What happened to Ajay was never going to make sense. “I can’t do this. Don’t make me choose between your happiness and Amma’s.”

“What about your happiness?”

Her laugh tasted bitter in her mouth. For someone who could read her thoughts, couldn’t he see how she couldn’t be that selfish anymore?

“No. You don’t get to do this. You don’t get to make this about your amma’s happiness. You most certainly don’t get to make this about my happiness.”

“Then what is it about?”

“This is about you, Ayesha!”

“You’re right. It is. I’m the one who doesn’t know how to do this. How to be with you without losing everything.”

He pushed a curl that had sprung free of her updo behind her ear, eyes too gentle, voice too gentle, touch too gentle. “Everything?” he whispered. “Tell me what that means.”

She wanted to shove him she was so angry. But brutal exhaustion made her limp. Her father’s smile, her brother’s laugh. The joy she’d taken for granted when she was with them. The safety she’d counted on. Thinking about it made strength drain from her limbs.

He cupped her elbow, steadying her. “You asked me to leave once, and I left. I thought it was the only way to ease your grief. To give you some sense of control. I told myself I was doing it for you. But I wasn’t. It was my own grief I couldn’t bear. My guilt for still being here when Ajay was gone, still having you, having all the things he loved. In the end, I had to face that I would never be happy—never even be truly alive—if I kept running from myself.”

A nauseated feeling churned her insides at his insinuation. “You think I’m being a coward.”

“You’ve lost the people you loved most. I would not call your fear cowardice. But it is fear. And guilt. That’s not what Ajay would have wanted. Not from me and not from you.”

“But Ajay’s not here, is he? To tell us what he wants.”

“But we’re still here, baby.” He wiped the tears she didn’t realize she’d been spilling. “I’ve spent the past seven years trying to figure out why the hell I’m on this earth. And all I’ve been able to figure out is that whatever my reason for being is, I don’t want to find it without you. My existence only makes sense when I’m with you, Ayesha.”

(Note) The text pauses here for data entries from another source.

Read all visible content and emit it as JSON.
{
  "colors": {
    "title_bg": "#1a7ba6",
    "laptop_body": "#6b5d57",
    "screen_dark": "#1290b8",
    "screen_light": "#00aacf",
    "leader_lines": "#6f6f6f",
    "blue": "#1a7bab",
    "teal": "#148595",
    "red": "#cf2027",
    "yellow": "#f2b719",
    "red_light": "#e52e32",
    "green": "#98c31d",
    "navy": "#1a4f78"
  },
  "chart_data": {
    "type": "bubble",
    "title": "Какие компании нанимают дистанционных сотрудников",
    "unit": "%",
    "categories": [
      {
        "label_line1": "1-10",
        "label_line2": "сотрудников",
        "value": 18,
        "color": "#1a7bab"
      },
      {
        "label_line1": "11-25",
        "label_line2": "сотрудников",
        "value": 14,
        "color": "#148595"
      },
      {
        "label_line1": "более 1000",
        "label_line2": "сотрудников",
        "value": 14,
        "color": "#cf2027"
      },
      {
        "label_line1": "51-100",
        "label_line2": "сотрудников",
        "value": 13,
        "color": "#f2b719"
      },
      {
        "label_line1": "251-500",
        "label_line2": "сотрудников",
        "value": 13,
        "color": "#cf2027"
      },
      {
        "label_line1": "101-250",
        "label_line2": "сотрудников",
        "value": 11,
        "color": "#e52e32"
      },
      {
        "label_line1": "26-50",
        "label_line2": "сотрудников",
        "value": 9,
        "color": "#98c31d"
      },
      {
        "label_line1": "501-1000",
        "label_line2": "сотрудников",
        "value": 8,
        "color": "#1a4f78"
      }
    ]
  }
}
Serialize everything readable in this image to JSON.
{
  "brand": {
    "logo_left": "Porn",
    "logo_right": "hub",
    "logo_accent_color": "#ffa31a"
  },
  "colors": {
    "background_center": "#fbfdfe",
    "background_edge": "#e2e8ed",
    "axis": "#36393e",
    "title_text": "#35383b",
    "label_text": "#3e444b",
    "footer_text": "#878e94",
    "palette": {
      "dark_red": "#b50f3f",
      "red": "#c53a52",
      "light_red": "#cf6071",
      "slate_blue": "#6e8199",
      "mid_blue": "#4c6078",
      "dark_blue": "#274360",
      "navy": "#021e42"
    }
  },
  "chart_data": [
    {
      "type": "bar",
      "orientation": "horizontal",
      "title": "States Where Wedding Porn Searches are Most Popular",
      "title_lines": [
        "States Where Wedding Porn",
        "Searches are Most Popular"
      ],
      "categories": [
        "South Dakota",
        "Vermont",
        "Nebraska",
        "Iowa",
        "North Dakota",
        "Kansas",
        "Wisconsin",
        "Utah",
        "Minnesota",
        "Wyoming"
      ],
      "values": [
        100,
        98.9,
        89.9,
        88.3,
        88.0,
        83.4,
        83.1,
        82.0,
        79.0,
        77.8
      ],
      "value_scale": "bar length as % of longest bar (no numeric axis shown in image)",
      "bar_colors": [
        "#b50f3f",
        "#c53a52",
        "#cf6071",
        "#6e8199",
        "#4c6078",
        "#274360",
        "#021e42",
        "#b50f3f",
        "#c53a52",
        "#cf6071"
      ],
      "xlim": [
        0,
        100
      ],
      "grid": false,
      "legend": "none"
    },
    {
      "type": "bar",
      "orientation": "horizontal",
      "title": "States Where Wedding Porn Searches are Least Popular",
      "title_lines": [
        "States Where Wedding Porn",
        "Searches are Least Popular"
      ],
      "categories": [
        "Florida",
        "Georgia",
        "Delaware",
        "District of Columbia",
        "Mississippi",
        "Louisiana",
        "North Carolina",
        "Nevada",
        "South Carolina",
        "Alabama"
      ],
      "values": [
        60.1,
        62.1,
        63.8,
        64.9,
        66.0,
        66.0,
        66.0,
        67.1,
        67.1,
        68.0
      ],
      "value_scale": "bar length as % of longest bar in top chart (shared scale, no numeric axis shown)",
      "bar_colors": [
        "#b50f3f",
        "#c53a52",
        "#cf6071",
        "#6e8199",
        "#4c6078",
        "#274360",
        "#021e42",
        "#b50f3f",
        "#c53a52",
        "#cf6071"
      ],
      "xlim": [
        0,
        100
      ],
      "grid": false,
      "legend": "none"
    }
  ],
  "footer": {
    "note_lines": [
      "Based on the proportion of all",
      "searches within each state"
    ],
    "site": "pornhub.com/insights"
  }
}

Her heart felt like a letter left out in the rain, ruined, unsalvageable.

“Neither of us will ever be who we want to be without the other. You know this. We’ve tried running. We’ve tried removing points of weakness by pushing away love, by crushing our dreams, swallowing our words. The pain of what we lost is still here, isn’t it? And the fear of losing again is impossible to live around. The only way is to make peace with it. Sometimes I imagine Ajay laughing at us for sticking our heads in the sand.”

She could hear it now, her brother’s hyena laugh, as though nothing in the world was funnier than what was cracking him up in that moment.

Emmitt seemed to hear it too, because he smiled. “Ajay was the happiest person I’ve ever known. He loved fiercely. He never let fear guide him. He lived. Honestly, wholeheartedly. Imagine if he hadn’t, how much worse of a tragedy his death would have been.”

The truth in his words was like the sunshine bearing down on them. Harsh enough to burn skin. But there was another truth she couldn’t ignore. “You know what would make the tragedy worse? Leaving Amma with no one.”

He cupped her cheek. He couldn’t stop touching her. She couldn’t stop soaking it up.

“Have you considered that maybe you’ve already left your amma with no one? I can’t imagine that this shell of yourself you’re trying to be is the daughter she worked so hard to raise. I can’t imagine that you being miserable is what your amma wants.”